Son coeur se serre car elle déteste mentir. Elle se sent gênée. La vérité qu'elle a dit à Satine n'est que partielle.


Le mobile de Satine sonne à nouveau. Cica lui recommande de répondre.

- Je te l'avais bien dit, Cica ! poursuit-elle quand elle raccroche. Richmond voulait juste savoir comment j'allais et me souhaiter une bonne nuit.

Cica fait diversion pour ne pas revenir sur le sujet précédent.

- Tu aimes beaucoup ton frère, n'est ce pas ?

- Oui. Beaucoup. Il est mon idole, mon repère…

Avec enthousiasme, elle parle de lui.

Cica l'écoute, le sourire au coin des lèvres, la main contre sa joue.

- Je suppose que c'est pour cela que tu jalouses Sandra.

Satine paraît surprise.

- Richmond m'a brièvement parlé de toi et de la façon dont toutes les deux aimez vous crêper le chignon.

- C'est plus fort que moi, Cica ! Je hais cette prétentieuse !

- Moi, elle m'amuse plutôt. Pourquoi n'essayes-tu pas de t'attarder sur ses points positifs plutôt que ceux négatifs ? C'est sûrement pour une raison donnée que ton frère l'a choisie.

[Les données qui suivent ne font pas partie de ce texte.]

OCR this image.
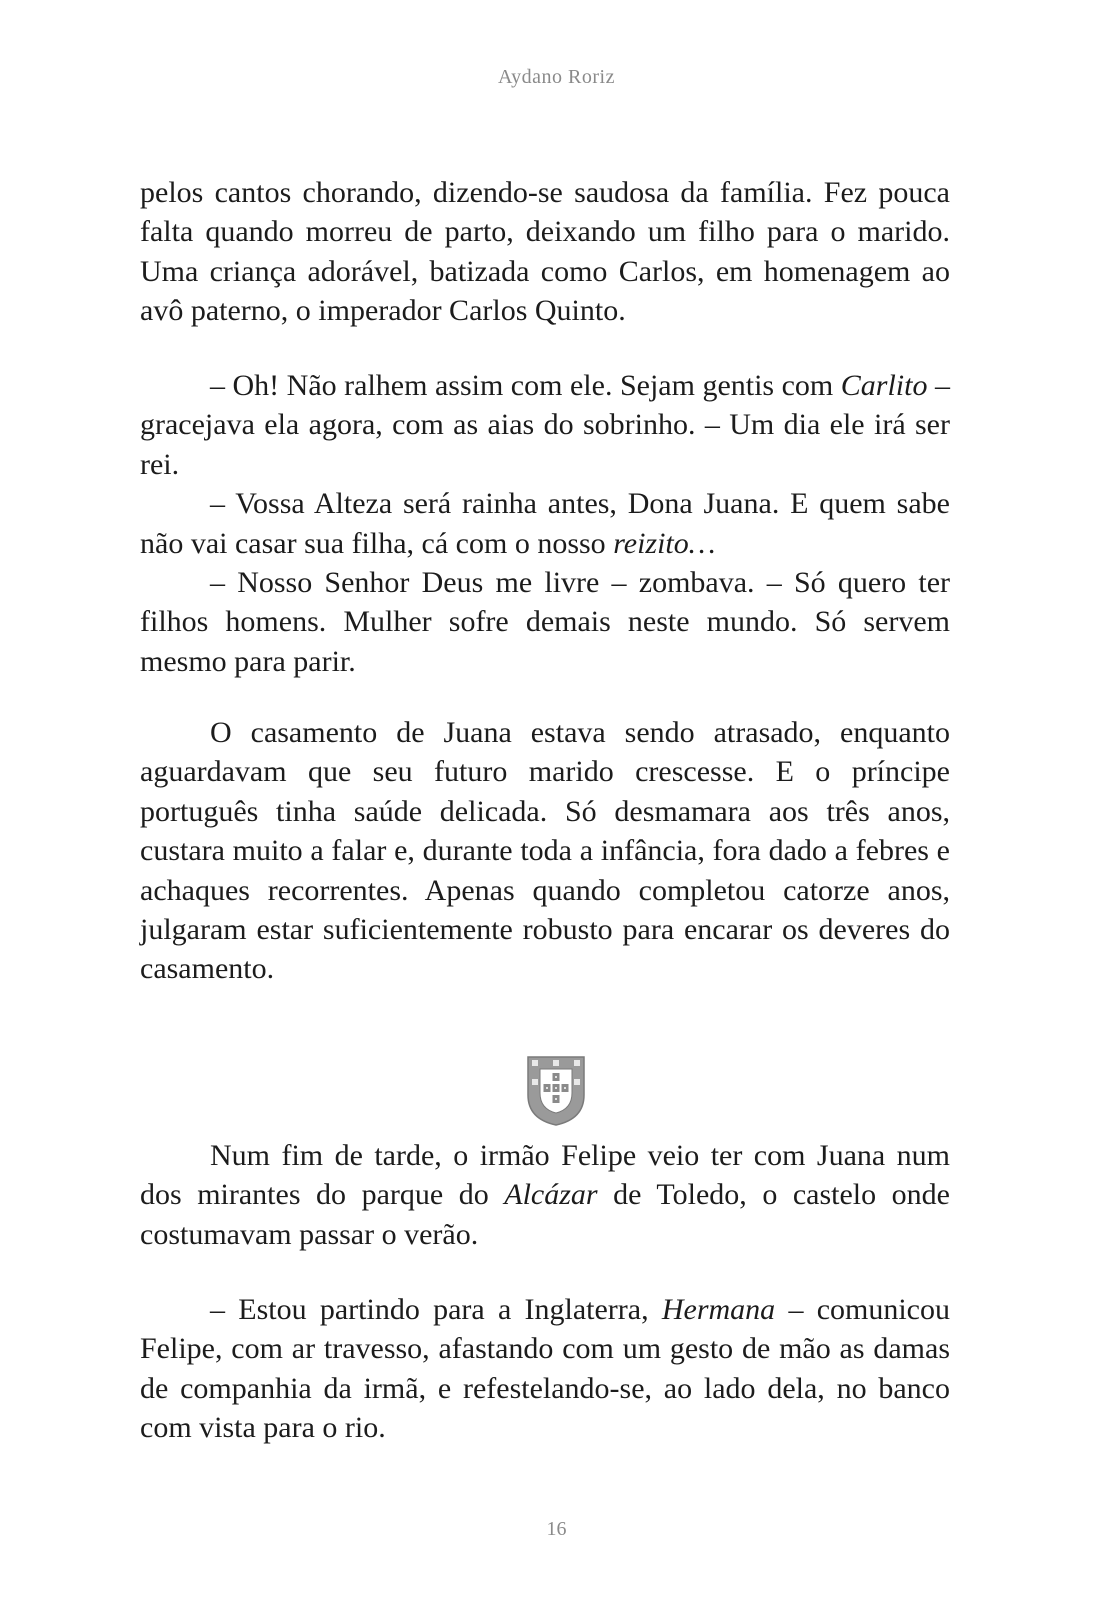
Aydano Roriz

pelos cantos chorando, dizendo-se saudosa da família. Fez pouca falta quando morreu de parto, deixando um filho para o marido. Uma criança adorável, batizada como Carlos, em homenagem ao avô paterno, o imperador Carlos Quinto.

– Oh! Não ralhem assim com ele. Sejam gentis com Carlito – gracejava ela agora, com as aias do sobrinho. – Um dia ele irá ser rei.

– Vossa Alteza será rainha antes, Dona Juana. E quem sabe não vai casar sua filha, cá com o nosso reizito…

– Nosso Senhor Deus me livre – zombava. – Só quero ter filhos homens. Mulher sofre demais neste mundo. Só servem mesmo para parir.

O casamento de Juana estava sendo atrasado, enquanto aguardavam que seu futuro marido crescesse. E o príncipe português tinha saúde delicada. Só desmamara aos três anos, custara muito a falar e, durante toda a infância, fora dado a febres e achaques recorrentes. Apenas quando completou catorze anos, julgaram estar suficientemente robusto para encarar os deveres do casamento.

Num fim de tarde, o irmão Felipe veio ter com Juana num dos mirantes do parque do Alcázar de Toledo, o castelo onde costumavam passar o verão.

– Estou partindo para a Inglaterra, Hermana – comunicou Felipe, com ar travesso, afastando com um gesto de mão as damas de companhia da irmã, e refestelando-se, ao lado dela, no banco com vista para o rio.

16
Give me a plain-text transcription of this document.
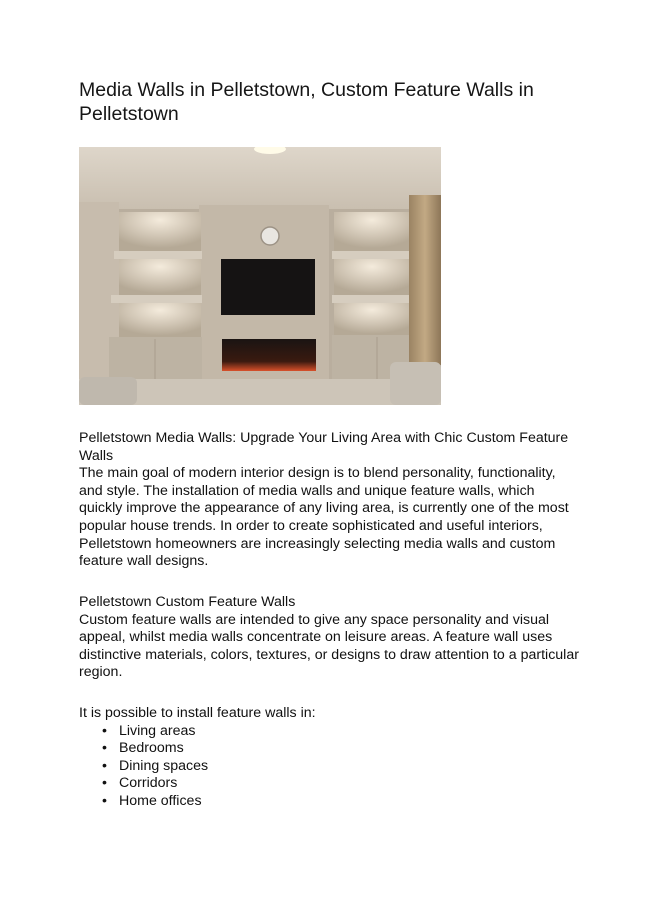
Media Walls in Pelletstown, Custom Feature Walls in Pelletstown

Pelletstown Media Walls: Upgrade Your Living Area with Chic Custom Feature Walls

The main goal of modern interior design is to blend personality, functionality, and style. The installation of media walls and unique feature walls, which quickly improve the appearance of any living area, is currently one of the most popular house trends. In order to create sophisticated and useful interiors, Pelletstown homeowners are increasingly selecting media walls and custom feature wall designs.

Pelletstown Custom Feature Walls

Custom feature walls are intended to give any space personality and visual appeal, whilst media walls concentrate on leisure areas. A feature wall uses distinctive materials, colors, textures, or designs to draw attention to a particular region.

It is possible to install feature walls in:

• Living areas
• Bedrooms
• Dining spaces
• Corridors
• Home offices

- Il a dû être aveuglé par son physique et son bon goût vestimentaire. A part cela, Sandra n'a que du vénin en elle.

- Voilà ! Propose à Sandra de faire du shopping avec toi, pour apprendre à mieux la connaître. Je sais que tu adores être toujours "in".

- Je ne te promets rien, Cica. Par contre, il est tant que tu viennes faire les boutiques avec moi.

- Je t'ai déjà dit que ce n'est pas mon fort et que ce que je gagne, je le redistribue en majorité aux nécessiteux.

Prenant la main de Cica, Satine ajoute :

- Et moi je te repète que j'en ai assez pour deux. T'offrir une nouvelle garde robe n'est rien pour moi comparé à la paix, la joie que tu m'apportes.

- Je ...

- Pour moi, tu es la grande soeur que je n'ai jamais eue, celle que j'ai toujours voulu avoir.

Elle fixe Satine.

- J'accepte, mais je me contenterai bien de deux vêtements, pas plus.

- On verra.

- Tu es un ange, Satine !

- Non, l'ange c'est toi. Point final.

Elles sourient, parlent encore et encore. Elles auraient continué ainsi jusqu'au petit matin si leur voisine de chambre ne s'était éveillée pour réclamer le silence autour d'elle.